Здесь встает вопрос, оживленно дебатируемый вот уже несколько лет подряд, — о том, что приходится именовать двусмысленным выражением «христианская философия»: либо это философия христианская не по сущности своей, но лишь по своему статусу или по условиям своего существования, как обстоит дело в области спекулятивной философии; либо это философия христианская по использованию тех истин, которыми она оперирует в своем собственном контексте, заимствуя их из иной, теологической, сферы, благодаря экзистенциальному статусу самого предмета (человеческое поведение), который она рассматривает, — как обстоит дело в области философии морали. Ранее я уже обсуждал этот вопрос о христианской философии[92] и сейчас удовлетворюсь замечанием, что св. Фома, не рассматривая специально этого вопроса, придерживался здесь вполне определенной позиции. Он подтвердил ее не только своими принципами, но и собственной деятельностью — борясь и страдая, ибо вся его борьба была направлена на признание Аристотеля и опровержение Аверроэса, т. е. на то, чтобы одновременно обеспечить признание сущностной автономии философии и жизненно связать ее, в ее человеческом осуществлении, с высшим светом теологической мудрости и мудрости святых. «Если есть сегодня томистские авторы, для которых возмутительна даже сама идея христианской философии, то это лишь доказательство того, что можно повторять формулы учителя, не осознавая их духа, и того, что томизм, как и всякая великая доктрина, может быть препарирован, как труп профессорами анатомии, вместо того чтобы быть осмысленным философами»[93].

Философия и духовный опыт

36. Идет ли речь о примате существования в метафизике и в теории познания; или о глубоко экзистенциальном характере суждения совести и суждения практической мудрости в философии морали и об экзистенциальных конечных целях самой философии морали; или о центральном значении, отведенном существующему и субъекту в универсуме бытия; или о теории зла, виновности свободного существа и несовершенствах его свободы с открываемой нам томистскими принципами точки зрения вечных предначертаний, — в каждом из этих случаев, как было показано на предыдущих страницах, ясно, что экзистенциализм Фомы Аквинского отличается от современного экзистенциализма, поскольку он рационален и поскольку, основывая собственные суждения на интуиции чувства и разума, он повсюду связывает, отождествляет бытие и интеллигибельность. Декарт и вся рационалистическая философия, сформировавшаяся вследствие картезианской революции, полагают непреодолимую враждебность между интеллектом и тайной, и здесь, без всякого сомнения, кроется источник глубокой бесчеловечности базирующейся на рационализме цивилизации. Св. Фома примиряет интеллект и тайну в сердце бытия, в сердце существования. И этим он освобождает наш интеллект, он возвращает его к собственной природе, возвращая к своему объекту. Этим он также приводит нас в состояние внутреннего единства и позволяет нам, не отказываясь от разума и философии даже в тех областях, которые превосходят философию и к которым не могут привести никакие философские пути, достичь свободы и мира.

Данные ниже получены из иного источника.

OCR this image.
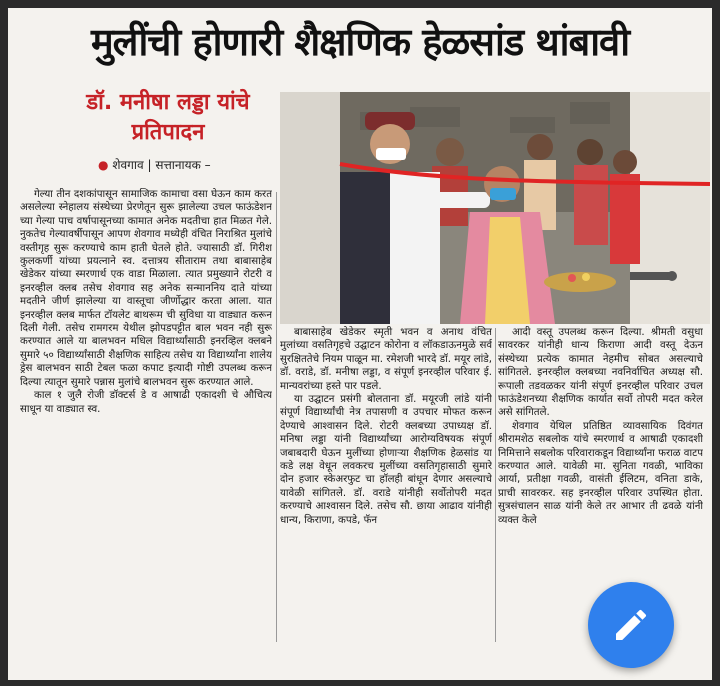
मुलींची होणारी शैक्षणिक हेळसांड थांबावी
डॉ. मनीषा लड्डा यांचे प्रतिपादन
● शेवगाव | सत्तानायक –

गेल्या तीन दशकांपासून सामाजिक कामाचा वसा घेऊन काम करत असलेल्या स्नेहालय संस्थेच्या प्रेरणेतून सुरू झालेल्या उचल फाऊंडेशन च्या गेल्या पाच वर्षापासूनच्या कामात अनेक मदतीचा हात मिळत गेले. नुकतेच गेल्यावर्षीपासून आपण शेवगाव मध्येही वंचित निराश्रित मुलांचे वस्तीगृह सुरू करण्याचे काम हाती घेतले होते. ज्यासाठी डॉ. गिरीश कुलकर्णी यांच्या प्रयत्नाने स्व. दत्तात्रय सीताराम तथा बाबासाहेब खेडेकर यांच्या स्मरणार्थ एक वाडा मिळाला. त्यात प्रमुख्याने रोटरी व इनरव्हील क्लब तसेच शेवगाव सह अनेक सन्माननिय दाते यांच्या मदतीने जीर्ण झालेल्या या वास्तूचा जीर्णोद्धार करता आला. यात इनरव्हील क्लब मार्फत टॉयलेट बाथरूम ची सुविधा या वाड्यात करून दिली गेली. तसेच रामगरम येथील झोपडपट्टीत बाल भवन नही सुरू करण्यात आले या बालभवन मधिल विद्यार्थ्यांसाठी इनरव्हिल क्लबने सुमारे ५० विद्यार्थ्यांसाठी शैक्षणिक साहित्य तसेच या विद्यार्थ्यांना शालेय ड्रेस बालभवन साठी टेबल फळा कपाट इत्यादी गोष्टी उपलब्ध करून दिल्या त्यातून सुमारे पन्नास मुलांचे बालभवन सुरू करण्यात आले.

काल १ जुलै रोजी डॉक्टर्स डे व आषाढी एकादशी चे औचित्य साधून या वाड्यात स्व.

बाबासाहेब खेडेकर स्मृती भवन व अनाथ वंचित मुलांच्या वसतिगृहचे उद्घाटन कोरोना व लॉकडाऊनमुळे सर्व सुरक्षिततेचे नियम पाळून मा. रमेशजी भारदे डॉ. मयूर लांडे, डॉ. वराडे, डॉ. मनीषा लड्डा, व संपूर्ण इनरव्हील परिवार ई. मान्यवरांच्या हस्ते पार पडले.

या उद्घाटन प्रसंगी बोलताना डॉ. मयूरजी लांडे यांनी संपूर्ण विद्यार्थ्यांची नेत्र तपासणी व उपचार मोफत करून देण्याचे आश्वासन दिले. रोटरी क्लबच्या उपाध्यक्ष डॉ. मनिषा लड्डा यांनी विद्यार्थ्यांच्या आरोग्यविषयक संपूर्ण जबाबदारी घेऊन मुलींच्या होणाऱ्या शैक्षणिक हेळसांड या कडे लक्ष वेधून लवकरच मुलींच्या वसतिगृहासाठी सुमारे दोन हजार स्केअरफुट चा हॉलही बांधून देणार असल्याचे यावेळी सांगितले. डॉ. वराडे यांनीही सर्वोतोपरी मदत करण्याचे आश्वासन दिले. तसेच सौ. छाया आढाव यांनीही धान्य, किराणा, कपडे, फॅन

आदी वस्तू उपलब्ध करून दिल्या. श्रीमती वसुधा सावरकर यांनीही धान्य किराणा आदी वस्तू देऊन संस्थेच्या प्रत्येक कामात नेहमीच सोबत असल्याचे सांगितले. इनरव्हील क्लबच्या नवनिर्वाचित अध्यक्ष सौ. रूपाली तडवळकर यांनी संपूर्ण इनरव्हील परिवार उचल फाऊंडेशनच्या शैक्षणिक कार्यात सर्वो तोपरी मदत करेल असे सांगितले.

शेवगाव येथिल प्रतिष्ठित व्यावसायिक दिवंगत श्रीरामशेठ सबलोक यांचे स्मरणार्थ व आषाढी एकादशी निमित्ताने सबलोक परिवाराकडून विद्यार्थ्यांना फराळ वाटप करण्यात आले. यावेळी मा. सुनिता गवळी, भाविका आर्या, प्रतीक्षा गवळी, वासंती ईलिटम, वनिता डाके, प्राची सावरकर. सह इनरव्हील परिवार उपस्थित होता. सुत्रसंचालन साळ यांनी केले तर आभार ती ढवळे यांनी व्यक्त केले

Здесь мы видим самое высокое и самое значительное стремление к бытию, одухотворяющее томистскую мысль и делающее ее столь отчаянно необходимой, но в то же самое время столь чужеродной и нетерпимой по отношению к больному, опустошенному и ожесточившемуся разуму наших дней. Она созидает единство, а мы любим рассеяние; она творит свободу, а мы предаемся поискам какого-нибудь вида коллективного рабства; она ведет к миру, а наш удел — насилие. Терзающие нас муки мы любим больше всего на свете. Нам совсем не хотелось бы избавиться от них.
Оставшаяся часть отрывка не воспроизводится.